Evaluation of piston movement and container integrity under severe storage conditions in plastic and glass prefilled syringes
Lloyd Waxman, Harold Murray and Vinod Vilivalam
Purpose: The shipment and storage of biopharmaceuticals in prefilled syringes (PFS) places new demands on PFS performance. Studies compared package integrity of glass and plastic PFS: piston movement was evaluated under reduced pressures to simulate transport by air in non-pressurized holds, and container closure integrity was tested on PFS that had been frozen or frozen and thawed, since some biopharmaceuticals are stored and transported in the frozen state. Piston release and travel forces were also measured in plastic PFS since in order to be competitive with siliconized glass PFS, the functional characteristics of plastic PFS must meet or exceed the criteria established for glass PFS.
Methods: To examine piston movement under reduced pressures, glass and Daikyo Crystal Zenith® (CZ) plastic 1 mL PFS were filled with water with consistent bubble size. Syringes were mounted vertically in an acrylic vacuum leak detector box that could be evacuated to a desired vacuum level. Metrics and photography were performed to gauge piston movement. Separately, container closure integrity was tested on frozen, and frozen and thawed glass and plastic syringes using a dye ingress assay. Siliconized glass and plastic 1 mL Luer Lock (LL) PFS were filled with sucrose solution and frozen at -20°C. One-half of each type was thawed before testing; the rest were tested without thawing. Piston release and travel forces in both glass and plastic LL syringes were measured on an Instron Material Testing System after filling and piston placement.
Results: Under reduced pressure equivalent to 16,000 feet altitude, pistons in neither glass nor plastic PFS moved. However, when pressure was reduced to the equivalent of 18,000 feet altitude, only pistons in glass PFS moved (9-9.5mm). When the pressure was further reduced, equivalent to 21,500 feet altitude, pistons in plastic syringes also moved. When container closure integrity was tested on filled frozen syringes, syringes made of plastic or glass did not leak. In addition, no leakage was detected in glass or plastic syringes frozen and then thawed at room temperature. Piston release and travel forces in plastic syringes remained relatively consistent during long-term storage while those in glass syringes showed more variability between syringes and greater fluctuation in both forces as a function of distance.
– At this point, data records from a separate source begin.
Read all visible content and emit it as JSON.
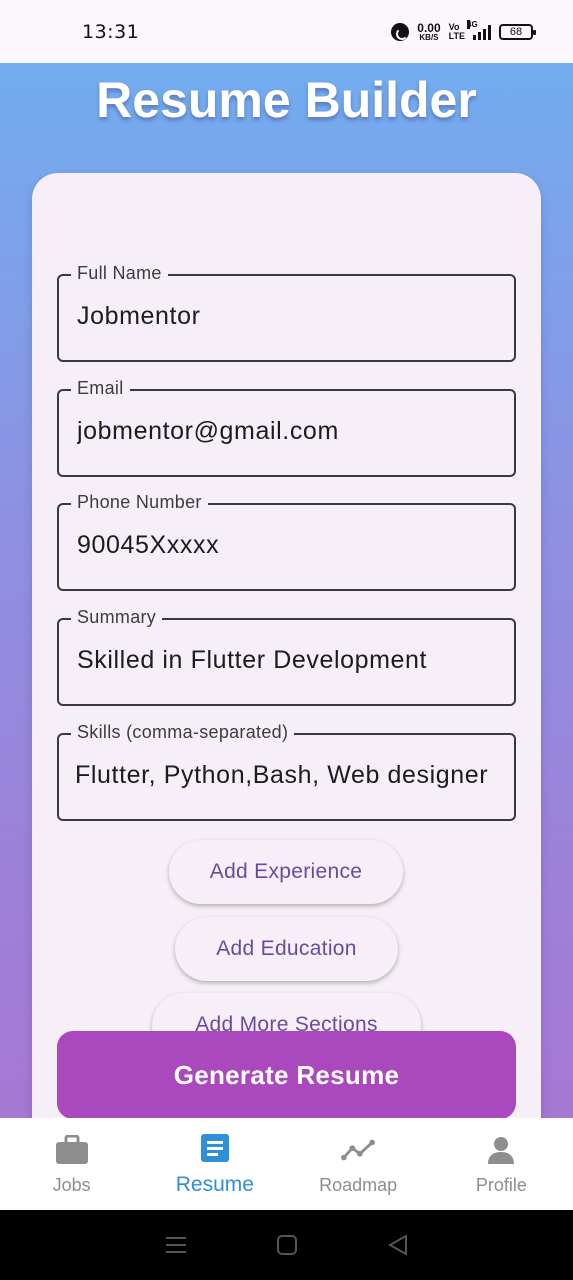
{
  "status_bar": {
    "time": "13:31",
    "net_speed_value": "0.00",
    "net_speed_unit": "KB/S",
    "volte_top": "Vo",
    "volte_bottom": "LTE",
    "signal_label": "4G",
    "battery": "68"
  },
  "app": {
    "title": "Resume Builder"
  },
  "form": {
    "full_name": {
      "label": "Full Name",
      "value": "Jobmentor"
    },
    "email": {
      "label": "Email",
      "value": "jobmentor@gmail.com"
    },
    "phone": {
      "label": "Phone Number",
      "value": "90045Xxxxx"
    },
    "summary": {
      "label": "Summary",
      "value": "Skilled in Flutter Development"
    },
    "skills": {
      "label": "Skills (comma-separated)",
      "value": "Flutter, Python,Bash, Web designer"
    }
  },
  "actions": {
    "add_experience": "Add Experience",
    "add_education": "Add Education",
    "add_more_sections": "Add More Sections",
    "generate": "Generate Resume"
  },
  "bottom_nav": {
    "items": [
      {
        "label": "Jobs",
        "icon": "briefcase-icon",
        "active": false
      },
      {
        "label": "Resume",
        "icon": "document-icon",
        "active": true
      },
      {
        "label": "Roadmap",
        "icon": "roadmap-icon",
        "active": false
      },
      {
        "label": "Profile",
        "icon": "person-icon",
        "active": false
      }
    ]
  },
  "colors": {
    "accent": "#aa48bd",
    "nav_active": "#2f8fd8",
    "pill_text": "#6a4aa0"
  }
}
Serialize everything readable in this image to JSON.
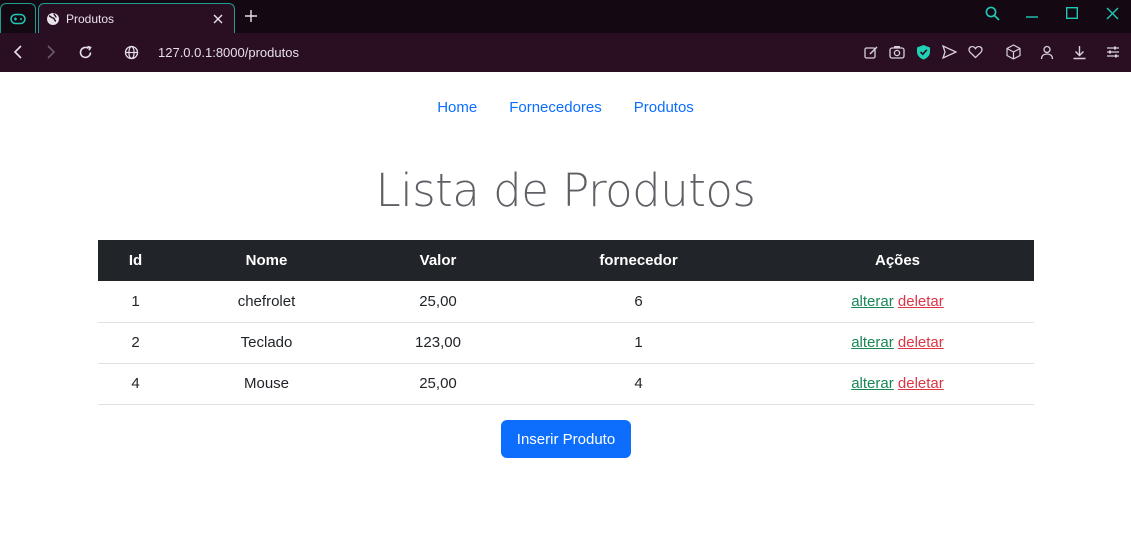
{
  "browser": {
    "tab_title": "Produtos",
    "url": "127.0.0.1:8000/produtos"
  },
  "nav": {
    "links": [
      "Home",
      "Fornecedores",
      "Produtos"
    ]
  },
  "page": {
    "title": "Lista de Produtos",
    "insert_button": "Inserir Produto"
  },
  "table": {
    "headers": [
      "Id",
      "Nome",
      "Valor",
      "fornecedor",
      "Ações"
    ],
    "rows": [
      {
        "id": "1",
        "nome": "chefrolet",
        "valor": "25,00",
        "fornecedor": "6",
        "alterar": "alterar",
        "deletar": "deletar"
      },
      {
        "id": "2",
        "nome": "Teclado",
        "valor": "123,00",
        "fornecedor": "1",
        "alterar": "alterar",
        "deletar": "deletar"
      },
      {
        "id": "4",
        "nome": "Mouse",
        "valor": "25,00",
        "fornecedor": "4",
        "alterar": "alterar",
        "deletar": "deletar"
      }
    ]
  },
  "colors": {
    "link": "#0d6efd",
    "header_bg": "#212529",
    "edit": "#198754",
    "delete": "#dc3545",
    "chrome_bg": "#2a0f22",
    "chrome_accent": "#1f9d8f"
  }
}
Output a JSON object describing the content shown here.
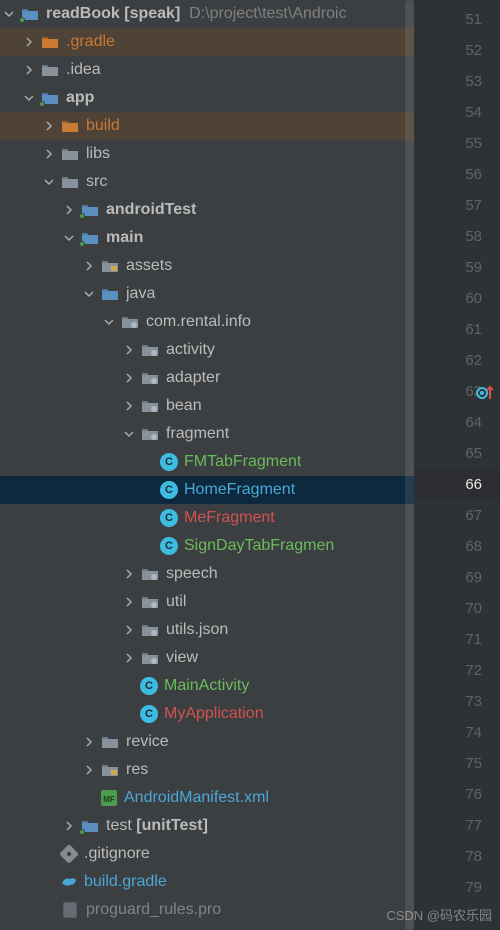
{
  "project": {
    "name": "readBook",
    "scope": "[speak]",
    "path": "D:\\project\\test\\Androic"
  },
  "tree": {
    "gradle": ".gradle",
    "idea": ".idea",
    "app": "app",
    "build": "build",
    "libs": "libs",
    "src": "src",
    "androidTest": "androidTest",
    "main": "main",
    "assets": "assets",
    "java": "java",
    "pkg": "com.rental.info",
    "activity": "activity",
    "adapter": "adapter",
    "bean": "bean",
    "fragment": "fragment",
    "fm_tab": "FMTabFragment",
    "home": "HomeFragment",
    "me": "MeFragment",
    "signday": "SignDayTabFragmen",
    "speech": "speech",
    "util": "util",
    "utilsjson": "utils.json",
    "view": "view",
    "mainact": "MainActivity",
    "myapp": "MyApplication",
    "revice": "revice",
    "res": "res",
    "manifest": "AndroidManifest.xml",
    "test": "test",
    "unittest": "[unitTest]",
    "gitignore": ".gitignore",
    "buildgradle": "build.gradle",
    "proguard": "proguard_rules.pro"
  },
  "gutter": {
    "start": 51,
    "end": 79,
    "icon_line": 63
  },
  "watermark": "CSDN @码农乐园"
}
Conclusions: Prefilled syringe systems made of CZ plastic, which utilize Flurotec®-laminated pistons, are silicone-free and offer several advantages for packaging of biopharmaceuticals. The reduced pressure at high altitudes may cause piston movement and provide a pathway for microbial ingress as the piston returns to its original position when the reduced pressure is removed. Pistons in siliconized glass PFS moved readily under these conditions compared to the plastic syringe system, perhaps due to CZ’s silicone oil-free feature. While both CZ and glass syringes maintained container closure integrity after freeze/thaw, plastic is break resistant, providing advantages for low-temperature storage and transport of biopharmaceuticals, and the absence of silicone eliminates the possibility of silicone-induced aggregation of sensitive biologics. In addition, the piston release and travel forces in plastic syringes remained relatively consistent during long-term storage at room temperature or at 4-8°C while those in glass syringes showed more variability, possibly due to the redistribution of silicone over time.